Swissport’s owner, struggling Hainan-based conglomerate HNA has agreed to a restructuring that will see €1.9 billion of debt to be converted into equity, or written off, while the airport services firm also receives an €900 million in additional liquidity
Debt-holders have agreed that €1.9 billion of debt will be converted into equity or extinguished, Swissport said in a statement on Monday. The Switzerland-based company has also finalised a €500 million long-term facility and a €300 million additional interim facility.
Swissport said in a statement that secured a significant injection of new capital and a substantial reduction of its debt from the deal, brought to a close “months of negotiation” and have created “a path to recovery”.
“Today’s binding agreements secure Swissport’s long-term future. We are pleased that a consensual deal has been reached with a majority of our creditors and our current shareholder,” says Eric Born, chief executive of Swissport International. “The restructuring, and the robust financial platform it brings, will enable us to confidently trade through the market recovery and positions Swissport as the first choice partner for airlines around the globe.”

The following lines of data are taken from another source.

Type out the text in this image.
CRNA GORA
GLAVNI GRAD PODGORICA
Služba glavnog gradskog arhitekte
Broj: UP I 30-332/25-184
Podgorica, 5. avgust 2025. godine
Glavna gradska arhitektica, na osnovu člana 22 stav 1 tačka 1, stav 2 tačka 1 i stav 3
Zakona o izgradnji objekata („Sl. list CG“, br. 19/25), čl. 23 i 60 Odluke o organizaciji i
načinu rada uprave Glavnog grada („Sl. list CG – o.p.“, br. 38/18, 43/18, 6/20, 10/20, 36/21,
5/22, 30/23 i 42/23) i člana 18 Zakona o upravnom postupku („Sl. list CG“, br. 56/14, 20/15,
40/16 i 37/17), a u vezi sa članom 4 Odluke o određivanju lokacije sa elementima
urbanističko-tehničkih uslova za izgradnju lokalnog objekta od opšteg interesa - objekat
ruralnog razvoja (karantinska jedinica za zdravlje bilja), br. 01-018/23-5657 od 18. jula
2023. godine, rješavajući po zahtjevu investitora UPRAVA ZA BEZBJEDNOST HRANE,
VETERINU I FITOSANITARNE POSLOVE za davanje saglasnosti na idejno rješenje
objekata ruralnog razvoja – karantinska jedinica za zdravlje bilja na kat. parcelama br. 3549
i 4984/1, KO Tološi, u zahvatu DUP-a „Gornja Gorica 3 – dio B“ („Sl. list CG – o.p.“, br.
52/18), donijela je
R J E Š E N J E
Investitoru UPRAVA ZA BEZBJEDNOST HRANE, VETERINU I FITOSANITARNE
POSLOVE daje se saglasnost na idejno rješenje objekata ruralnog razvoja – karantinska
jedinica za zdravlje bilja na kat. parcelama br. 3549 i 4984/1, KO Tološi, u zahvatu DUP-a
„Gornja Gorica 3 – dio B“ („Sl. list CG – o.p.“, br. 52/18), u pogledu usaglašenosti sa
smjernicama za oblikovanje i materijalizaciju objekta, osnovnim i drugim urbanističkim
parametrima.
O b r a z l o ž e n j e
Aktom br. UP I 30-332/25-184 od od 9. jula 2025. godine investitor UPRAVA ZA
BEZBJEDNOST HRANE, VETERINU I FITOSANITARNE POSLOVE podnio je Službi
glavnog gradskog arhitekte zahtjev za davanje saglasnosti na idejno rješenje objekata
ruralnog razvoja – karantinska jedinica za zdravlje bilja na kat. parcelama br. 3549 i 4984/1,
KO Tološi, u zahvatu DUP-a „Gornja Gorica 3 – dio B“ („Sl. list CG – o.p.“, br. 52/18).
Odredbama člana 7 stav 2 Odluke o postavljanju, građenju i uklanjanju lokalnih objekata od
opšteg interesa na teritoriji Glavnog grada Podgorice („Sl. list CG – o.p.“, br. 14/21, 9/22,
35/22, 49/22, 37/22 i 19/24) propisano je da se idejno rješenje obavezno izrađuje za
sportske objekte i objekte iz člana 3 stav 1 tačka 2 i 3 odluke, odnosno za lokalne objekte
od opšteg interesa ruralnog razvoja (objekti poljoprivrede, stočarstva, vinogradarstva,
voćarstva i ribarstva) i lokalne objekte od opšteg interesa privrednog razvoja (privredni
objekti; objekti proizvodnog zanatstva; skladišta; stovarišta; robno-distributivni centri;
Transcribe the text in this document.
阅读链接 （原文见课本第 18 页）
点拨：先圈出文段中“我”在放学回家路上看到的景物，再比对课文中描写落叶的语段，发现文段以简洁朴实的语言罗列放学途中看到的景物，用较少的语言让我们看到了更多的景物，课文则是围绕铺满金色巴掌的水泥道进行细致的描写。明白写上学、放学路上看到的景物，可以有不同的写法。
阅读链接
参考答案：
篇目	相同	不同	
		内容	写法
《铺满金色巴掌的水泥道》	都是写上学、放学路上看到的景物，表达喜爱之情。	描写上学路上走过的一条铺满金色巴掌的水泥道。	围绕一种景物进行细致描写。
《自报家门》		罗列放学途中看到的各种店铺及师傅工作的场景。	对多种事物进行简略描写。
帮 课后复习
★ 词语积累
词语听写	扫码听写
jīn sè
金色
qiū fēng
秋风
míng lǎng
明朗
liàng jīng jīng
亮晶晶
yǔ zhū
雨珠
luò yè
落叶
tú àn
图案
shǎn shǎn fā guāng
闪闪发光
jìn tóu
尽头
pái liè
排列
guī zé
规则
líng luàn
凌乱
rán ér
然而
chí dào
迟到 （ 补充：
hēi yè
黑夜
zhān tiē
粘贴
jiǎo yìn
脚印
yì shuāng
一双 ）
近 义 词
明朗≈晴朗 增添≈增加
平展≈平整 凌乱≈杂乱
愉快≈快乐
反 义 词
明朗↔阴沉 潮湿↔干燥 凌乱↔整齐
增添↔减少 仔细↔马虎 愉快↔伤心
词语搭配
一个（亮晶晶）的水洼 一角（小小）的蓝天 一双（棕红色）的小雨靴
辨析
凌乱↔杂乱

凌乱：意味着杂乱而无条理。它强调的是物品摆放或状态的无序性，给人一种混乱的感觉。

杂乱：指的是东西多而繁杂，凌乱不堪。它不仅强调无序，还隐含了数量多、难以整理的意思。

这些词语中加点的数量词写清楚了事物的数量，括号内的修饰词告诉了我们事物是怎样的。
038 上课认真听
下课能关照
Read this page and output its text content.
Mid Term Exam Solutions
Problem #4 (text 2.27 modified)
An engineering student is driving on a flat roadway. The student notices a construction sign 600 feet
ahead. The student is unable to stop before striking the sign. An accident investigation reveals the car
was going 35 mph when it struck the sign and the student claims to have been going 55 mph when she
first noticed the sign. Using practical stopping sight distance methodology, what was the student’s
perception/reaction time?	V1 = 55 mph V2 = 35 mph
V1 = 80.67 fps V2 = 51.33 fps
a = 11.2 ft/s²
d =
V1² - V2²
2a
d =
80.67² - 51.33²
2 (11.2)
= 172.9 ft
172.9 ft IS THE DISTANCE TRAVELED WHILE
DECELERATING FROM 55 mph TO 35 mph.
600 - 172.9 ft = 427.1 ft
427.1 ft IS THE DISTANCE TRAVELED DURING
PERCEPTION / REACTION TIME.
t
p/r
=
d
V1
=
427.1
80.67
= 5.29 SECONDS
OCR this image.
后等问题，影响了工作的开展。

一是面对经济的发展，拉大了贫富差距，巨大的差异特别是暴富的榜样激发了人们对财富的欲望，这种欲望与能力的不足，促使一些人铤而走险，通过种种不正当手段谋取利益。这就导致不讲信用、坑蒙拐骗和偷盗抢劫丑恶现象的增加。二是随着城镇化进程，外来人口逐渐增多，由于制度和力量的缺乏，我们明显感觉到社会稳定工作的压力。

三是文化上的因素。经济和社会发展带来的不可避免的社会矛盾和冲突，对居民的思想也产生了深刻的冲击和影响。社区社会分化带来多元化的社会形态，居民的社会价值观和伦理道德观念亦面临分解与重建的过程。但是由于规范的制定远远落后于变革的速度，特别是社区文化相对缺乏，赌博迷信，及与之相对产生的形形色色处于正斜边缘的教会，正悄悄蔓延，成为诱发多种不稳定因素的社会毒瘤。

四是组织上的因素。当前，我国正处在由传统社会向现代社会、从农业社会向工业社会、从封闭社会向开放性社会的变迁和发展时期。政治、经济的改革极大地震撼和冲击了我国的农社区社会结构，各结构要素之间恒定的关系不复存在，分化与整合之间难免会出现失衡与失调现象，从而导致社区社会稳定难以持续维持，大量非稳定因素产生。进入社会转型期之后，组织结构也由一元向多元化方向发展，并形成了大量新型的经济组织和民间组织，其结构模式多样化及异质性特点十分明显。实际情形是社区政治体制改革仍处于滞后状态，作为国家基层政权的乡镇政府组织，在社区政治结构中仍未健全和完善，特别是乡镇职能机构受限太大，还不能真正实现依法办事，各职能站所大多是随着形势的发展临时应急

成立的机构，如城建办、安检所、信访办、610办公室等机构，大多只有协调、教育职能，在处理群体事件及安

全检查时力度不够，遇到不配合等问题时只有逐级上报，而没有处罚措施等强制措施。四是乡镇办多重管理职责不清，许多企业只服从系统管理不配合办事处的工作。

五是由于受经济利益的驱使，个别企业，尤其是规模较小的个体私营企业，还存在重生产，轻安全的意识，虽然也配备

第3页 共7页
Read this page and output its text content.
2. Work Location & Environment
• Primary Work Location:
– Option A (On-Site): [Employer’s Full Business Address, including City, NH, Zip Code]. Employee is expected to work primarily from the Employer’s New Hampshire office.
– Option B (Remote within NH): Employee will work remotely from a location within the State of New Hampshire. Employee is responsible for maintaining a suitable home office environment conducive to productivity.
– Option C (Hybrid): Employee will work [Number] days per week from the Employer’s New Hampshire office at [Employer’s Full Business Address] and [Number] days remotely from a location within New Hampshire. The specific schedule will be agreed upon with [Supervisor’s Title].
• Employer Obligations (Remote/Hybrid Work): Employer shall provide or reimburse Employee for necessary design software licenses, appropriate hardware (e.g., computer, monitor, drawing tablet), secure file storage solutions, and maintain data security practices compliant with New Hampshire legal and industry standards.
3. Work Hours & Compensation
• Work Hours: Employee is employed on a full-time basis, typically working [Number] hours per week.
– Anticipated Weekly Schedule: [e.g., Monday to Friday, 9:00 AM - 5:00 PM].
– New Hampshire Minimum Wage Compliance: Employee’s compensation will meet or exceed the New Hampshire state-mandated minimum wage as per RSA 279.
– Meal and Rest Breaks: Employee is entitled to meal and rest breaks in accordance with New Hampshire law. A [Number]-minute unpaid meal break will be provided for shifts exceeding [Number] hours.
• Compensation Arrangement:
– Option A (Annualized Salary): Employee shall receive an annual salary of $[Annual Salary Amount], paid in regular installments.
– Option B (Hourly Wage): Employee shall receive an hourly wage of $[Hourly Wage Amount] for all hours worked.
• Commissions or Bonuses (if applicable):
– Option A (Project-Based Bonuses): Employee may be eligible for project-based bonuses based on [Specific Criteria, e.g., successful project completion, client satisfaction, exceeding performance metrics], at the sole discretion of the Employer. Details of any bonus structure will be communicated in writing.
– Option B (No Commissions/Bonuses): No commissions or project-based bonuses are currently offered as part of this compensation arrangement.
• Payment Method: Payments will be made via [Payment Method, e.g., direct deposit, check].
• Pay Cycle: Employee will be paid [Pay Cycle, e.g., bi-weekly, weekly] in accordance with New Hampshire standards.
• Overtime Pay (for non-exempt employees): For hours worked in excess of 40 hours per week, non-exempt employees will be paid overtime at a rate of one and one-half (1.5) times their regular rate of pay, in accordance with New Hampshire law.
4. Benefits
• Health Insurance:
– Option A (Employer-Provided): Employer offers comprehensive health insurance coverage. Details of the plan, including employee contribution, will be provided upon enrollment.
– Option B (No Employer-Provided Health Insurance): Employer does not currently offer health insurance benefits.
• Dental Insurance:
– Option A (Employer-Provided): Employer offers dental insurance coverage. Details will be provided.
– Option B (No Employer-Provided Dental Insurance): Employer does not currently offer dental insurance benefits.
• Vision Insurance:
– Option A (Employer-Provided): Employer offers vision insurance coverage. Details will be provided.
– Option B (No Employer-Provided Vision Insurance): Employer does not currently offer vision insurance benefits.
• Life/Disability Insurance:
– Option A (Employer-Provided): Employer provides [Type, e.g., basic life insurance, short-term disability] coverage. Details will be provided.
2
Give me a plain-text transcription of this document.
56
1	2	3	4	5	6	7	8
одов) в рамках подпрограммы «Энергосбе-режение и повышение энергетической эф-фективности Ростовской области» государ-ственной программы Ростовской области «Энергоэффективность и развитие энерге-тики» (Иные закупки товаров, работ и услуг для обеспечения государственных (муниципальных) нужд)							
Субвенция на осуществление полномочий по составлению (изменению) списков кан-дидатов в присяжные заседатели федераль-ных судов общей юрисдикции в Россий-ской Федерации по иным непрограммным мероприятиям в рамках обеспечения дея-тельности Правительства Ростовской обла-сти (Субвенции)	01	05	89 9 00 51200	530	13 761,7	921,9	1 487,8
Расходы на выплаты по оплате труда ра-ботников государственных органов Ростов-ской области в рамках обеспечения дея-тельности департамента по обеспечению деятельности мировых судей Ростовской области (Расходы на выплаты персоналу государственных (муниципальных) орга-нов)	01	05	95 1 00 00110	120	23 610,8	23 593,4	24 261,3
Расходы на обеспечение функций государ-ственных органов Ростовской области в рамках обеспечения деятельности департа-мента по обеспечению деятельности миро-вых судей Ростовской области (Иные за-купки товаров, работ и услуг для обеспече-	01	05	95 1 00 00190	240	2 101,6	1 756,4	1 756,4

“Swissport is one of the first companies globally to agree to a restructuring following the outbreak of the COVID-19 pandemic. With much lower debt and 500 million euros additional cash injected, we will be well positioned going forward to invest into the business and accelerate growth. We expect to see increased outsourcing of ground handling services by airlines and being able to take volumes from some financially weaker competitors,” adds Peter Waller, the firm’s chief financial officer.
The lenders involved in the debt-for-equity swap are: SVP Global, Apollo Global Management, TowerBrook Capital Partners, Ares Management, Barclays Bank , Cross Ocean Partners and King Street Capital Management.